Гильберт. Да, потому что эмоции ради эмоций есть цель искусства, а эмоция ради действия есть цель жизни и той практической жизненной организации, которую мы зовем обществом. Общество, этот источник, эта основа всякой морали, существует только для концентрации человеческой энергии, и, чтобы обеспечить свою непрерывность и здоровую устойчивость, оно требует, – и совершенно справедливо, – чтобы каждый гражданин как-нибудь участвовал в продуктивной работе на общее благо и трудился в поте лица, выполняя свою долю общеполезного труда. Общество часто прощает преступникам, но никогда не прощает мечтателям. Ему ненавистны прекрасные, бесплодные эмоции, которые искусство в нас пробуждает, и этот ужасающий общественный идеал так тиранически владеет людьми, что они бесстыдно подходят к нам где-нибудь в мастерской художника или в другом открытом для публики месте и громко вопрошают: «Что вы поделываете?» Между тем как единственный вопрос, который одно цивилизованное существо вправе шепнуть на ухо другому, это: «Что вы думаете?» Они, несомненно, доброжелательны, эти честные самодовольные люди. Быть может, оттого-то они так нестерпимо скучны. Но кто-нибудь должен же открыть им, что если в глазах общества созерцание есть величайшей грех гражданина, то в глазах людей высшей культуры это и есть занятие, приличествующее человеку.
Эрнест. Созерцание?
Гильберт. Созерцание. Я уже сказал вам раньше, что гораздо труднее говорить о чем-нибудь, чем что-нибудь делать. Теперь позвольте мне сказать, что самое трудное дело на свете – ничего не делать, самое трудное и самое интеллектуальное. Для Платона, с его страстью к истине, это было благороднейшей формой энергии. Для Аристотеля, с его страстью к познанию, это тоже было благороднейшей формой энергии. К тому же приводила святых и мистиков Средневековья их страсть к благочестию.

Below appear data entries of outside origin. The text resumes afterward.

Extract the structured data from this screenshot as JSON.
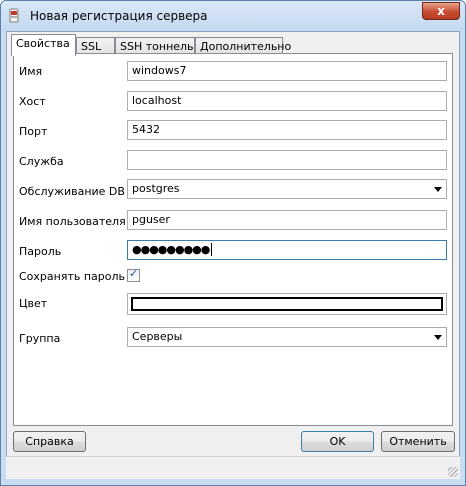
{
  "window": {
    "title": "Новая регистрация сервера",
    "close_glyph": "x",
    "app_icon": "elephant-icon"
  },
  "tabs": [
    {
      "label": "Свойства",
      "active": true
    },
    {
      "label": "SSL",
      "active": false
    },
    {
      "label": "SSH тоннель",
      "active": false
    },
    {
      "label": "Дополнительно",
      "active": false
    }
  ],
  "form": {
    "name": {
      "label": "Имя",
      "value": "windows7"
    },
    "host": {
      "label": "Хост",
      "value": "localhost"
    },
    "port": {
      "label": "Порт",
      "value": "5432"
    },
    "service": {
      "label": "Служба",
      "value": ""
    },
    "maintenance_db": {
      "label": "Обслуживание DB",
      "value": "postgres"
    },
    "username": {
      "label": "Имя пользователя",
      "value": "pguser"
    },
    "password": {
      "label": "Пароль",
      "value": "●●●●●●●●●"
    },
    "store_password": {
      "label": "Сохранять пароль",
      "checked": true,
      "check_glyph": "✓"
    },
    "color": {
      "label": "Цвет",
      "value": "#ffffff"
    },
    "group": {
      "label": "Группа",
      "value": "Серверы"
    }
  },
  "buttons": {
    "help": "Справка",
    "ok": "OK",
    "cancel": "Отменить"
  },
  "colors": {
    "titlebar": "#c9dcf1",
    "close": "#c74e32",
    "check": "#1d5197"
  }
}
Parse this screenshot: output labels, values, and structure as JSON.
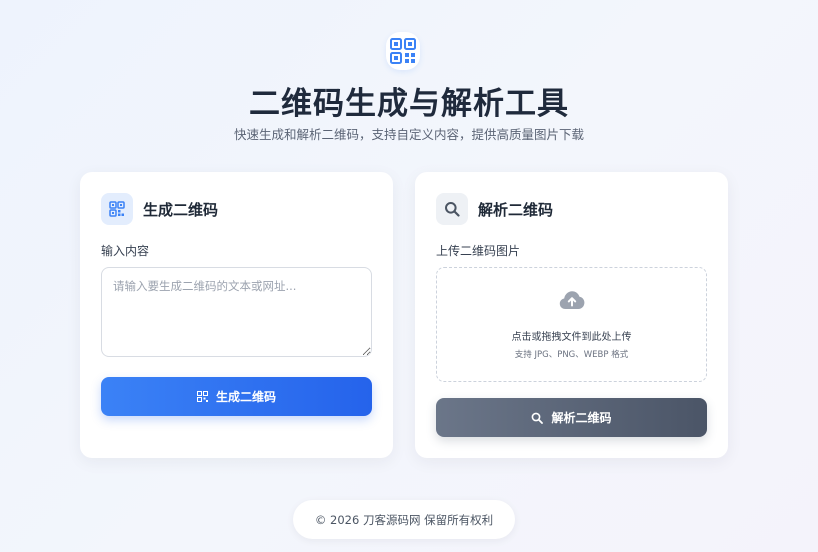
{
  "header": {
    "logo_icon": "qr-code-icon",
    "title": "二维码生成与解析工具",
    "subtitle": "快速生成和解析二维码，支持自定义内容，提供高质量图片下载"
  },
  "generate_card": {
    "icon": "qr-code-icon",
    "title": "生成二维码",
    "input_label": "输入内容",
    "input_value": "",
    "input_placeholder": "请输入要生成二维码的文本或网址...",
    "button_icon": "qr-code-icon",
    "button_label": "生成二维码"
  },
  "parse_card": {
    "icon": "search-icon",
    "title": "解析二维码",
    "upload_label": "上传二维码图片",
    "upload_icon": "cloud-upload-icon",
    "upload_text": "点击或拖拽文件到此处上传",
    "upload_hint": "支持 JPG、PNG、WEBP 格式",
    "button_icon": "search-icon",
    "button_label": "解析二维码"
  },
  "footer": {
    "text": "© 2026 刀客源码网 保留所有权利"
  },
  "colors": {
    "accent": "#3b82f6",
    "accent_dark": "#2563eb",
    "parse_button": "#5b6577",
    "title": "#1f2a3c"
  }
}
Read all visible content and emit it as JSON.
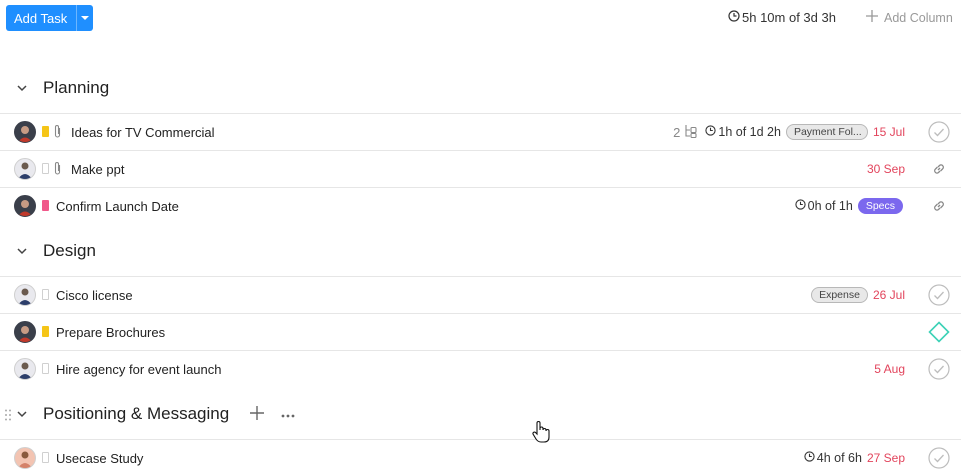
{
  "toolbar": {
    "add_task_label": "Add Task",
    "time_total": "5h 10m of 3d 3h",
    "add_column_label": "Add Column"
  },
  "sections": [
    {
      "title": "Planning",
      "tasks": [
        {
          "name": "Ideas for TV Commercial",
          "priority": "yellow",
          "attachment": true,
          "subtasks": "2",
          "estimate": "1h of 1d 2h",
          "tag": "Payment Fol...",
          "date": "15 Jul",
          "status": "check"
        },
        {
          "name": "Make ppt",
          "priority": "none",
          "attachment": true,
          "date": "30 Sep",
          "status": "link"
        },
        {
          "name": "Confirm Launch Date",
          "priority": "pink",
          "estimate": "0h of 1h",
          "tag": "Specs",
          "status": "link"
        }
      ]
    },
    {
      "title": "Design",
      "tasks": [
        {
          "name": "Cisco license",
          "priority": "none",
          "tag": "Expense",
          "date": "26 Jul",
          "status": "check"
        },
        {
          "name": "Prepare Brochures",
          "priority": "yellow",
          "status": "diamond"
        },
        {
          "name": "Hire agency for event launch",
          "priority": "none",
          "date": "5 Aug",
          "status": "check"
        }
      ]
    },
    {
      "title": "Positioning & Messaging",
      "tasks": [
        {
          "name": "Usecase Study",
          "priority": "none",
          "estimate": "4h of 6h",
          "date": "27 Sep",
          "status": "check"
        }
      ]
    }
  ],
  "colors": {
    "primary": "#1f8fff",
    "date_red": "#e2445c",
    "priority_yellow": "#f5c518",
    "priority_pink": "#f0588a",
    "tag_purple": "#7b68ee",
    "milestone_teal": "#3bd1b6"
  }
}
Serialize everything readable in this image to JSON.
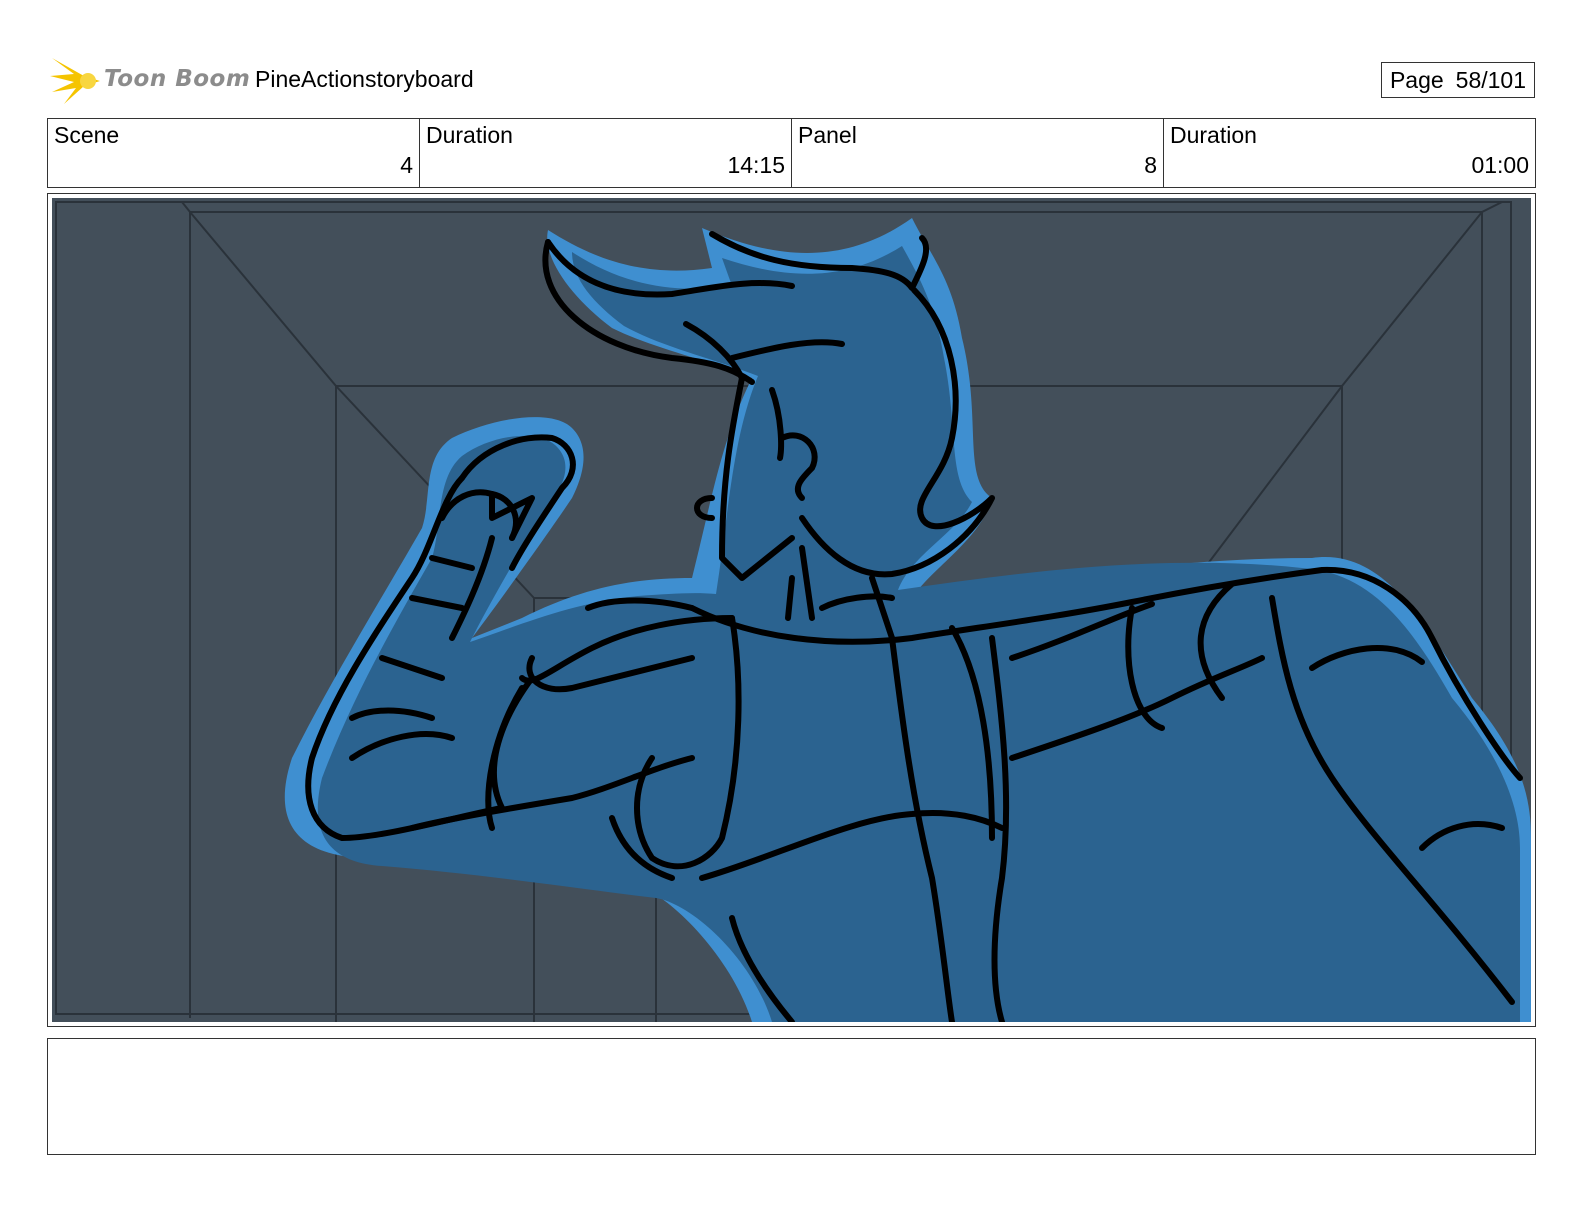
{
  "header": {
    "logo": {
      "brand_text": "Toon Boom",
      "icon": "sunburst-logo-icon",
      "icon_color": "#f5c400",
      "text_color": "#8c8c8c"
    },
    "project_title": "PineActionstoryboard",
    "page": {
      "label": "Page",
      "value": "58/101"
    }
  },
  "info": {
    "scene_label": "Scene",
    "scene_value": "4",
    "scene_duration_label": "Duration",
    "scene_duration_value": "14:15",
    "panel_label": "Panel",
    "panel_value": "8",
    "panel_duration_label": "Duration",
    "panel_duration_value": "01:00"
  },
  "panel": {
    "image": "storyboard-sketch-character-flexing-arm-in-corridor",
    "colors": {
      "background": "#434f5a",
      "perspective_lines": "#2a323a",
      "character_glow": "#3f8fd0",
      "character_fill": "#2b6390",
      "ink": "#000000"
    }
  },
  "notes": {
    "text": ""
  }
}
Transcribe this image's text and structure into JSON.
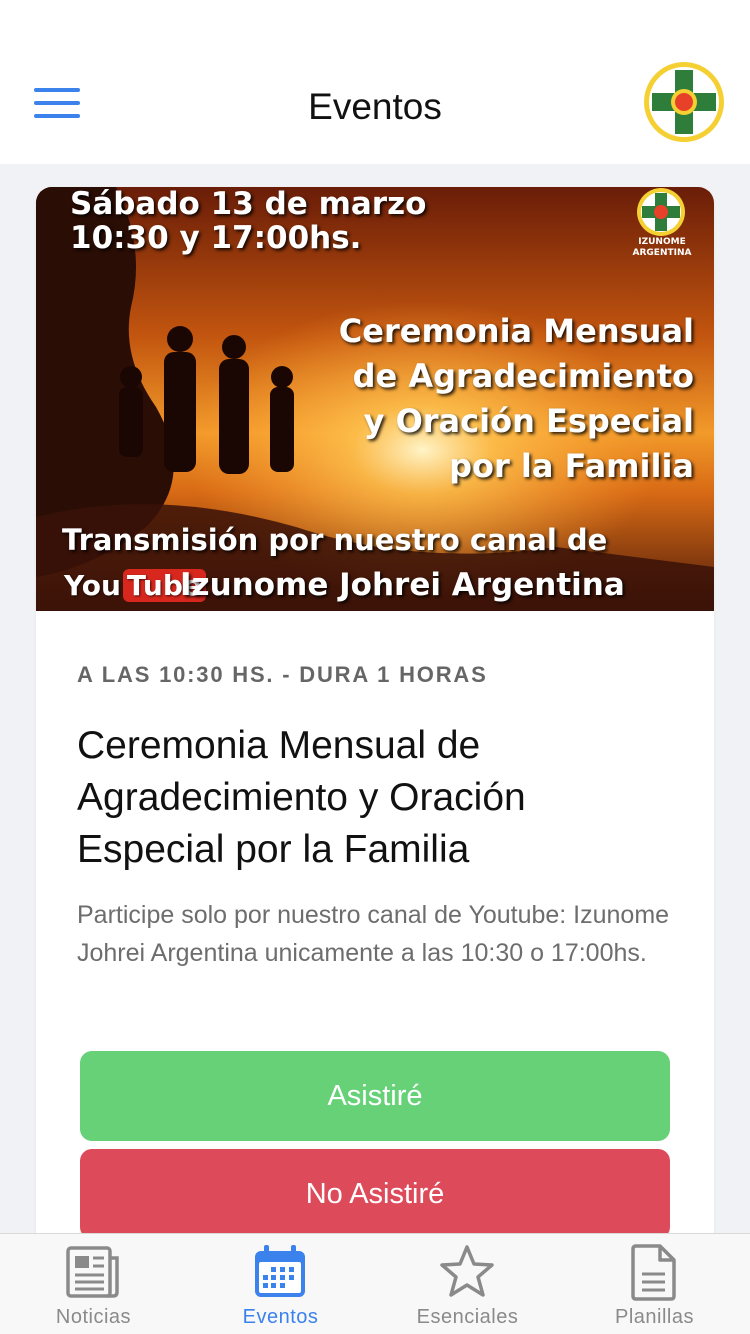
{
  "header": {
    "title": "Eventos"
  },
  "event": {
    "banner": {
      "date_line1": "Sábado 13 de marzo",
      "date_line2": "10:30 y 17:00hs.",
      "title_lines": [
        "Ceremonia Mensual",
        "de Agradecimiento",
        "y Oración Especial",
        "por la Familia"
      ],
      "transmission": "Transmisión por nuestro canal de",
      "youtube_you": "You",
      "youtube_tube": "Tube",
      "channel": "Izunome Johrei Argentina",
      "logo_text_1": "IZUNOME",
      "logo_text_2": "ARGENTINA"
    },
    "meta": "A LAS 10:30 HS. - DURA 1 HORAS",
    "title": "Ceremonia Mensual de Agradecimiento y Oración Especial por la Familia",
    "description": "Participe solo por nuestro canal de Youtube: Izunome Johrei Argentina unicamente a las 10:30 o 17:00hs.",
    "attend_label": "Asistiré",
    "not_attend_label": "No Asistiré"
  },
  "colors": {
    "accent": "#3c82ed",
    "attend": "#66d177",
    "not_attend": "#dd4a5a"
  },
  "tabs": [
    {
      "label": "Noticias",
      "icon": "newspaper-icon",
      "active": false
    },
    {
      "label": "Eventos",
      "icon": "calendar-icon",
      "active": true
    },
    {
      "label": "Esenciales",
      "icon": "star-icon",
      "active": false
    },
    {
      "label": "Planillas",
      "icon": "document-icon",
      "active": false
    }
  ]
}
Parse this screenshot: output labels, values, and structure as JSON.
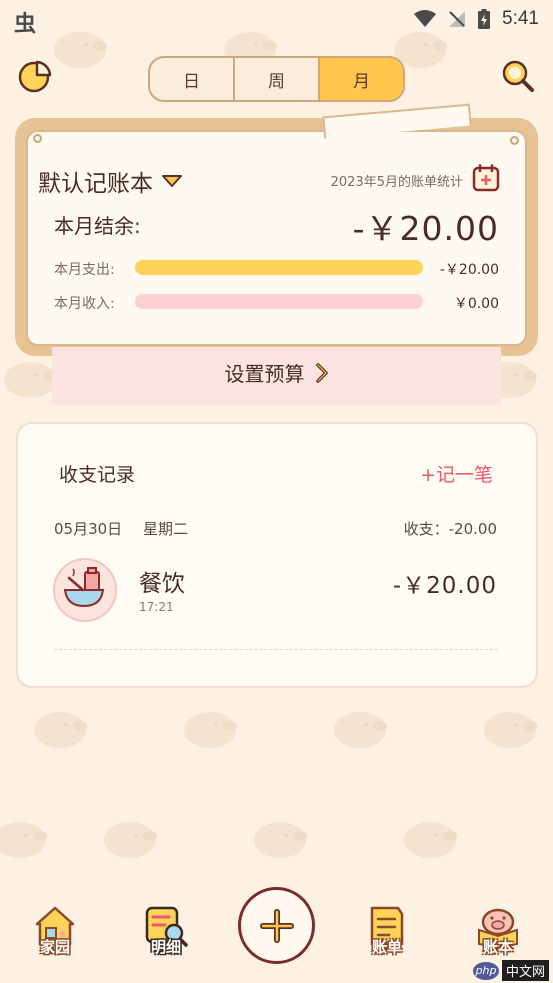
{
  "status_bar": {
    "app_icon": "虫",
    "time": "5:41",
    "icons": [
      "wifi-icon",
      "signal-off-icon",
      "battery-charging-icon"
    ]
  },
  "top_bar": {
    "left_icon": "pie-chart-icon",
    "right_icon": "search-icon",
    "segments": [
      {
        "label": "日",
        "active": false
      },
      {
        "label": "周",
        "active": false
      },
      {
        "label": "月",
        "active": true
      }
    ]
  },
  "summary": {
    "book_name": "默认记账本",
    "stat_label": "2023年5月的账单统计",
    "balance_label": "本月结余:",
    "balance_value": "-￥20.00",
    "expense_label": "本月支出:",
    "expense_value": "-￥20.00",
    "expense_fill": 1.0,
    "income_label": "本月收入:",
    "income_value": "￥0.00",
    "income_fill": 1.0
  },
  "budget": {
    "label": "设置预算"
  },
  "records": {
    "title": "收支记录",
    "add_label": "+记一笔",
    "days": [
      {
        "date": "05月30日",
        "weekday": "星期二",
        "summary": "收支：-20.00",
        "entries": [
          {
            "category": "餐饮",
            "time": "17:21",
            "amount": "-￥20.00",
            "icon": "food-bowl-icon"
          }
        ]
      }
    ]
  },
  "bottom_nav": {
    "items": [
      {
        "label": "家园",
        "icon": "home-icon",
        "active": false
      },
      {
        "label": "明细",
        "icon": "detail-search-icon",
        "active": true
      },
      {
        "label": "账单",
        "icon": "bill-icon",
        "active": false
      },
      {
        "label": "账本",
        "icon": "pig-book-icon",
        "active": false
      }
    ],
    "add_icon": "plus-icon"
  },
  "watermark": {
    "logo": "php",
    "text": "中文网"
  },
  "colors": {
    "background": "#fcf1e2",
    "accent_yellow": "#ffc54d",
    "expense_bar": "#ffd35a",
    "income_bar": "#ffd0d0",
    "add_red": "#e85a6a",
    "text_dark": "#4a2c26"
  }
}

Эрнест. Значит, мы существуем для того, чтобы ничего не делать?
Гильберт. Избранные существуют, чтобы ничего не делать. Действие ограничено и относительно. Безграничны и абсолютны лишь грезы у тех, кто сидит и наблюдает, кто бродит одиноко и мечтательно. Но мы, родившееся в конце этого удивительного века, мы слишком культурны и слишком критически настроены, слишком интеллектуально изысканны и любопытны к утонченным удовольствиям, чтобы принять размышления о жизни взамен самой жизни.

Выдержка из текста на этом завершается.